Similar sentiment was seen on the US side, where Obama described the talks as “very frank and honest” in an interview with Saudi-owned al-Arabiya television. He suggested some progress had been made in reassuring Gulf States that US-led efforts to reach a final deal to curb Iran’s nuclear programme, by a June 30 deadline, were in their interests.

“The alternative is not to have any idea what is taking place inside of Iran and that is, I think, a much more dangerous situation for everyone in the region,” he said.

However, not everyone was convinced, with some observers believing more persuasion will be needed.
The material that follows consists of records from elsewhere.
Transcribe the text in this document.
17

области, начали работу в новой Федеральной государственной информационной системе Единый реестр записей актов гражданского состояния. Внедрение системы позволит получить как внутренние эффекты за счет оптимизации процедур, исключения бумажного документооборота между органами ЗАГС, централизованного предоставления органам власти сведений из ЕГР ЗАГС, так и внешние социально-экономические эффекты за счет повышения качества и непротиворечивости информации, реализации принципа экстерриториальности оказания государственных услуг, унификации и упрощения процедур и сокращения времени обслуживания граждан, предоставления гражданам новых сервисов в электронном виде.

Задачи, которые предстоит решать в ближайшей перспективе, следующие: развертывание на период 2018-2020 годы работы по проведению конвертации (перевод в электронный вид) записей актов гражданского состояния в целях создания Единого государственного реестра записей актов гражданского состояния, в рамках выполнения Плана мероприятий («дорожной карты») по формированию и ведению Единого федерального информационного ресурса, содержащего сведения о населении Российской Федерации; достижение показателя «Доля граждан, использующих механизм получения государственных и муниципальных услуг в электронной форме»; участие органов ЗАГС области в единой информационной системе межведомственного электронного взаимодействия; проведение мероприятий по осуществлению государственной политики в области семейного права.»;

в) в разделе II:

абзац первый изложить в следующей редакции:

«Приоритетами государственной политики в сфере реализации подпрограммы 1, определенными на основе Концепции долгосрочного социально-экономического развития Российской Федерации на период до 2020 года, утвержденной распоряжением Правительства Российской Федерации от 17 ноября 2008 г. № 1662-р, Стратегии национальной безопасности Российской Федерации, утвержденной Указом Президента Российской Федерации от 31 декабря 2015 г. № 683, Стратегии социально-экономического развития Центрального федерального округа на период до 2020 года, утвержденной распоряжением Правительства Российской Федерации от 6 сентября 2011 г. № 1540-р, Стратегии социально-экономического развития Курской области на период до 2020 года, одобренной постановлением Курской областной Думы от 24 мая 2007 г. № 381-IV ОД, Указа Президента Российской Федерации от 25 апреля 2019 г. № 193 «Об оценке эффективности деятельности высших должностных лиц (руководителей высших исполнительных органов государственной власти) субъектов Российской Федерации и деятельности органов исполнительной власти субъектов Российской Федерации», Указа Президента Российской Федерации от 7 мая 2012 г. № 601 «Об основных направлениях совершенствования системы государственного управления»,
“On the surface it seems that that might be so, but in the case of Saudi Arabia (in particular) Obama might not have been completely persuasive,” said Kristian Alexander, assistant professor, College of Sustainability Sciences and Humanities, Zayed University.
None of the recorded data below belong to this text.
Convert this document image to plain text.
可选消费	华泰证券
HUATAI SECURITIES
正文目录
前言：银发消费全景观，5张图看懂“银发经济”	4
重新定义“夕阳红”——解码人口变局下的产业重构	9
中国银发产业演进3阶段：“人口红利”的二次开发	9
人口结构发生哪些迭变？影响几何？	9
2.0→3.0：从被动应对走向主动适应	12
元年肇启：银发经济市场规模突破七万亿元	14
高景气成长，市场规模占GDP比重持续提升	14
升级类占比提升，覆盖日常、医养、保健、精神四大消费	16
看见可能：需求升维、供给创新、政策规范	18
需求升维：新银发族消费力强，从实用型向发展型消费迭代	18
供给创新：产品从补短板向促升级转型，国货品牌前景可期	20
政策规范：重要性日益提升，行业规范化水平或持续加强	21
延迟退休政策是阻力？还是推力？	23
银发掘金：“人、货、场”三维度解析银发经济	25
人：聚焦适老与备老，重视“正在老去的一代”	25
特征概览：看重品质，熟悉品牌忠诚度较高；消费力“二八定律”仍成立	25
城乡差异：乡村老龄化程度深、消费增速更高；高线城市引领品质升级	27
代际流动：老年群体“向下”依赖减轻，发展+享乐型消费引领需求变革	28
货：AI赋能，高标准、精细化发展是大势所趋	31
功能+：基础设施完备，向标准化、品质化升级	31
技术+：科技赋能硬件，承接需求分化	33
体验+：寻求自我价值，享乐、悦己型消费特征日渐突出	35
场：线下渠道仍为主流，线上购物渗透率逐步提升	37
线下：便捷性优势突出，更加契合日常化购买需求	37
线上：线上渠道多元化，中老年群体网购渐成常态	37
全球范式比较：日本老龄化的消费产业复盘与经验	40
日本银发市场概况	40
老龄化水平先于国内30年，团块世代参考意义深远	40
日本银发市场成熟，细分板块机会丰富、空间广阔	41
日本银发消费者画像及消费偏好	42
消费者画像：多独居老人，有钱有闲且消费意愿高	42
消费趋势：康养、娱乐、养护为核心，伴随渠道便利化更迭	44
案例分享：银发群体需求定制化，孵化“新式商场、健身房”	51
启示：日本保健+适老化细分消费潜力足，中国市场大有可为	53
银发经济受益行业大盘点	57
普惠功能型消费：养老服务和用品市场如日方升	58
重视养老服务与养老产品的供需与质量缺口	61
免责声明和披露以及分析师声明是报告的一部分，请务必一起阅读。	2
“The underlying disagreement goes back to a difference in threat perceptions as well as national interests. The US is showing signs of mission fatigue while GCC states just do not trust Iranian intentions.”
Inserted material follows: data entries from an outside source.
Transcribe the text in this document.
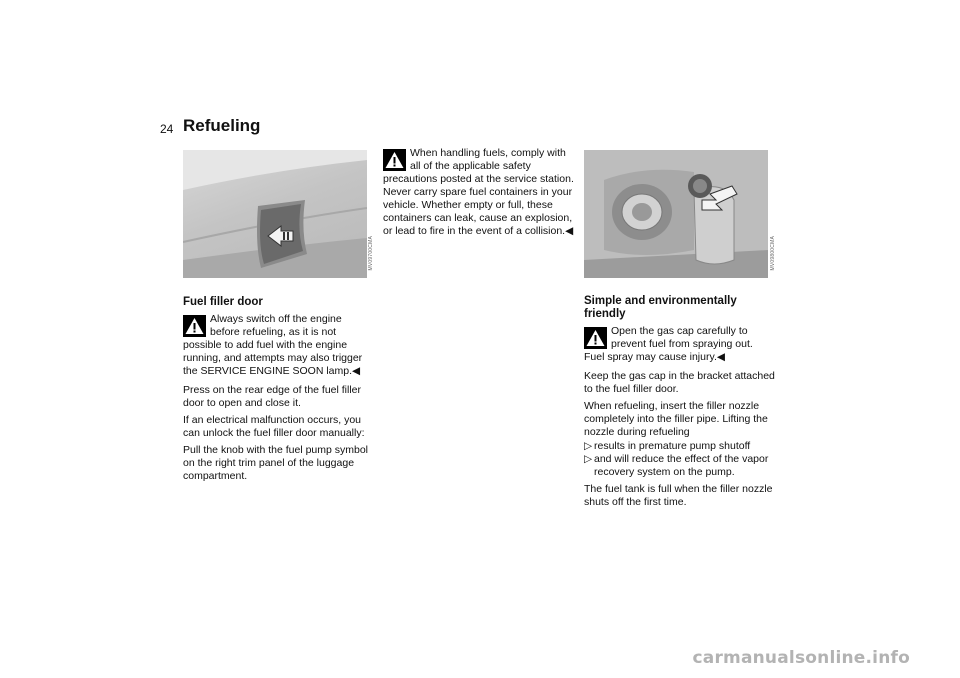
24 Refueling
MV09700CMA	MV09800CMA
Fuel filler door

Always switch off the engine before refueling, as it is not possible to add fuel with the engine running, and attempts may also trigger the SERVICE ENGINE SOON lamp.◀

Press on the rear edge of the fuel filler door to open and close it.

If an electrical malfunction occurs, you can unlock the fuel filler door manually:

Pull the knob with the fuel pump symbol on the right trim panel of the luggage compartment.

When handling fuels, comply with all of the applicable safety precautions posted at the service station. Never carry spare fuel containers in your vehicle. Whether empty or full, these containers can leak, cause an explosion, or lead to fire in the event of a collision.◀

Simple and environmentally friendly

Open the gas cap carefully to prevent fuel from spraying out. Fuel spray may cause injury.◀

Keep the gas cap in the bracket attached to the fuel filler door.

When refueling, insert the filler nozzle completely into the filler pipe. Lifting the nozzle during refueling

▷ results in premature pump shutoff
▷ and will reduce the effect of the vapor recovery system on the pump.

The fuel tank is full when the filler nozzle shuts off the first time.

carmanualsonline.info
In a joint statement the US said it was prepared to work jointly with the GCC to deter and confront an external threat to any GCC state’s territorial integrity that is inconsistent with the UN Charter, including the potential use of military force.

Responses to non-traditional threats including efforts to improve the special forces, intelligence and anti- weapon smuggling capabilities of GCC states, as well as the development of a region-wide ballistic missile defence, were also discussed.

“The GCC states were not given anything in writing but I am certain that Obama reminded the leaders that there are around 40,000 US military troops stationed in the Gulf region, not to mention several navy ships which are patrolling the shipping lanes,” said Alexander.

Outside the meeting’s key sticking point, consensus was also reached on regional conflicts in Yemen, Syria, Iraq and Libya.

The US and GCC agreed there was “no military solution to the regions’ armed civil conflicts,” the joint statement read, emphasising the need for peaceful means, respect for all states’ sovereignty, non- interference in internal affairs and inclusive governance.

When asked specifically about Iran’s alleged involvement in the war in Yemen, Alwaisheg was less positive, however, suggesting Tehran would need to stop denying its role in the conflict.

“If Iran says, ‘we’re not doing anything,’ it’s not happening,” he told Al-Monitor. “The meeting would be adjourned in one minute.” Should Iran show a willingness to admit its involvement in regional conflicts and help to negotiate disputes on several disputed islands in the Gulf, the GCC would be ready to open dialogue, he said.

Summarising the meeting, Alexander said it was in a sense like renewing a long-term relationship, “reassuring the GCC that they can continue to count on US support whilst pushing them to become more assertive in their own right.”

“Scepticism will remain but for now GCC states are seemingly convinced that Obama is acting in good faith,” he said.

Many will wonder how far this conviction will stretch if a US-led nuclear deal is reached before an agreed follow up meeting takes place next year.